Submitted to: International Association of Hydrological Science
Publication Type: Abstract Only
Publication Acceptance Date: April 1, 2008
Publication Date: November 9, 2008
Citation: Ritchie, J.C., McCarty, G.W. 2008. Redistribution of soil and soil organic carbon on agricultural landscapes [abstract]. International Association of Hydrological Science. 2008 CDROM. Technical Abstract: Patterns of soil organic carbon (SOC) vary widely across the landscape leading to large uncertainties in the SOC budgets for agricultural systems especially for landscapes where water, tillage, and wind erosion redistributes soil and SOC across the landscape. It is often assumed that soil erosion results in a loss of SOC from agricultural ecosystems, but recent studies indicate that soil erosion on agricultural landscapes is not a source of carbon dioxide to the atmosphere but that soil erosion and its subsequent redistribution within agricultural fields and watersheds can lead to carbon sequestration on agricultural landscapes. This study investigates the relationship between SOC and soil redistribution patterns on agricultural landscapes using the fallout Cesium-137 technique to determine patterns of soil redistribution. Cs-137 and SOC concentrations of soils are significantly correlated in our study areas. Soils in upland areas (eroding) have significantly less SOC than soils in depositional areas.

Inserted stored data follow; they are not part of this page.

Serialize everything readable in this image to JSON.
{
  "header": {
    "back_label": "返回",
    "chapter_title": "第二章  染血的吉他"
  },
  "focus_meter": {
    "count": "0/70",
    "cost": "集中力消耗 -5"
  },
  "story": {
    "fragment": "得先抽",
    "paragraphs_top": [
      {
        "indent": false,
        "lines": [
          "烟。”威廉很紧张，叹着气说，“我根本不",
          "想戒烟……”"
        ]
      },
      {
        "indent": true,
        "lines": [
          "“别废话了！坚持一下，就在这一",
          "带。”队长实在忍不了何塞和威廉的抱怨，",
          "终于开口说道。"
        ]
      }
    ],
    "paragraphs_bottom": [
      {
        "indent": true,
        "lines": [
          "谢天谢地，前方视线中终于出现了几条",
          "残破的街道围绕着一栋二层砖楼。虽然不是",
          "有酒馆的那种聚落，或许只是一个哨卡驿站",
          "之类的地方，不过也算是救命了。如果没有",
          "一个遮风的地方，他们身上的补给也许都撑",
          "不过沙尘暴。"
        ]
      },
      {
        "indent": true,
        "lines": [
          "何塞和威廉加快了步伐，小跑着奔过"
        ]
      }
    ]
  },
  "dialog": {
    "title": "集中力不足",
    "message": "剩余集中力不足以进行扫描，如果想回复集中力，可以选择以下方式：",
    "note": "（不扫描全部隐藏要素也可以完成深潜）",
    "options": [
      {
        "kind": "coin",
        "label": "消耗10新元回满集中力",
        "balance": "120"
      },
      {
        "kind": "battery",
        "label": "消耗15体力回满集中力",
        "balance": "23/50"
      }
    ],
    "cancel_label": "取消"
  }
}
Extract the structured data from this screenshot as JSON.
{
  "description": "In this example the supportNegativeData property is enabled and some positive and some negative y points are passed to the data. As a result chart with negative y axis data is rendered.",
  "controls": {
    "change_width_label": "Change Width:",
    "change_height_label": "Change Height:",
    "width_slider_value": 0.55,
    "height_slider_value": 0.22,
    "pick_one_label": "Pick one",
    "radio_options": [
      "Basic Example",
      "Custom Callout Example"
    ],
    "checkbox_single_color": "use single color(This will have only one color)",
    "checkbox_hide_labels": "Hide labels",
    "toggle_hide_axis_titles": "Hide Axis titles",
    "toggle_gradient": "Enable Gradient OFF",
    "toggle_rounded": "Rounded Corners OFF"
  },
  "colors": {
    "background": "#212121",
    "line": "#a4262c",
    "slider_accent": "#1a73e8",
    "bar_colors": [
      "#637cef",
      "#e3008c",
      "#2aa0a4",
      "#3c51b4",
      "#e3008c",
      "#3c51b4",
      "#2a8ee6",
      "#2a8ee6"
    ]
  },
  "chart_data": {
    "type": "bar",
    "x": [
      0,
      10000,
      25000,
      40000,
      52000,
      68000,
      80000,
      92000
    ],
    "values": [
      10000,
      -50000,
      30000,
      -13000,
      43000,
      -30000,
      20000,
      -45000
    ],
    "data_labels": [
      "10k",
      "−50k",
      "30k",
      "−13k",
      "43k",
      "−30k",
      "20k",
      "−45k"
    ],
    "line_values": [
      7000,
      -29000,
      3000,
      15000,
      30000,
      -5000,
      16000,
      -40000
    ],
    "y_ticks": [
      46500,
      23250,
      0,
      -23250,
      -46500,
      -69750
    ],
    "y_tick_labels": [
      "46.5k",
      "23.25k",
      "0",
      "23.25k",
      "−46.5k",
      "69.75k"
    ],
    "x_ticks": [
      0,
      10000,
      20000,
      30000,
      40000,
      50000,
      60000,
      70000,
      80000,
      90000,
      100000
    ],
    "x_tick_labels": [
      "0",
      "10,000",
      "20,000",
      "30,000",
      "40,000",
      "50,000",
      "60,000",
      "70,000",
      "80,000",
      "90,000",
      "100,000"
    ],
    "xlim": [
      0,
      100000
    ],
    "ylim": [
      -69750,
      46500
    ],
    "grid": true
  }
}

SOC decreased as gradient slope increases and soils on concave slopes had higher SOC than soils on convex slopes. These data suggest that soil redistribution patterns and topographic patterns may be used to help understand SOC dynamics on the landscape. The strong significant relationships between soil redistribution and SOC concentrations in the upland soil suggest that soils and soil organic matter are transported along similar physical pathways in these upland agricultural systems. These transport processes move soils and SOC to sites of deposition within agricultural fields, riparian zones, and water bodies in the watershed where SOC is buried leading to more carbon being removed from the atmosphere than is emitted, creating a sink of atmospheric carbon. Our study indicates the importance for understanding soil movement and redistribution patterns within a field or watershed for understanding soil carbon cycles in agricultural ecosystems.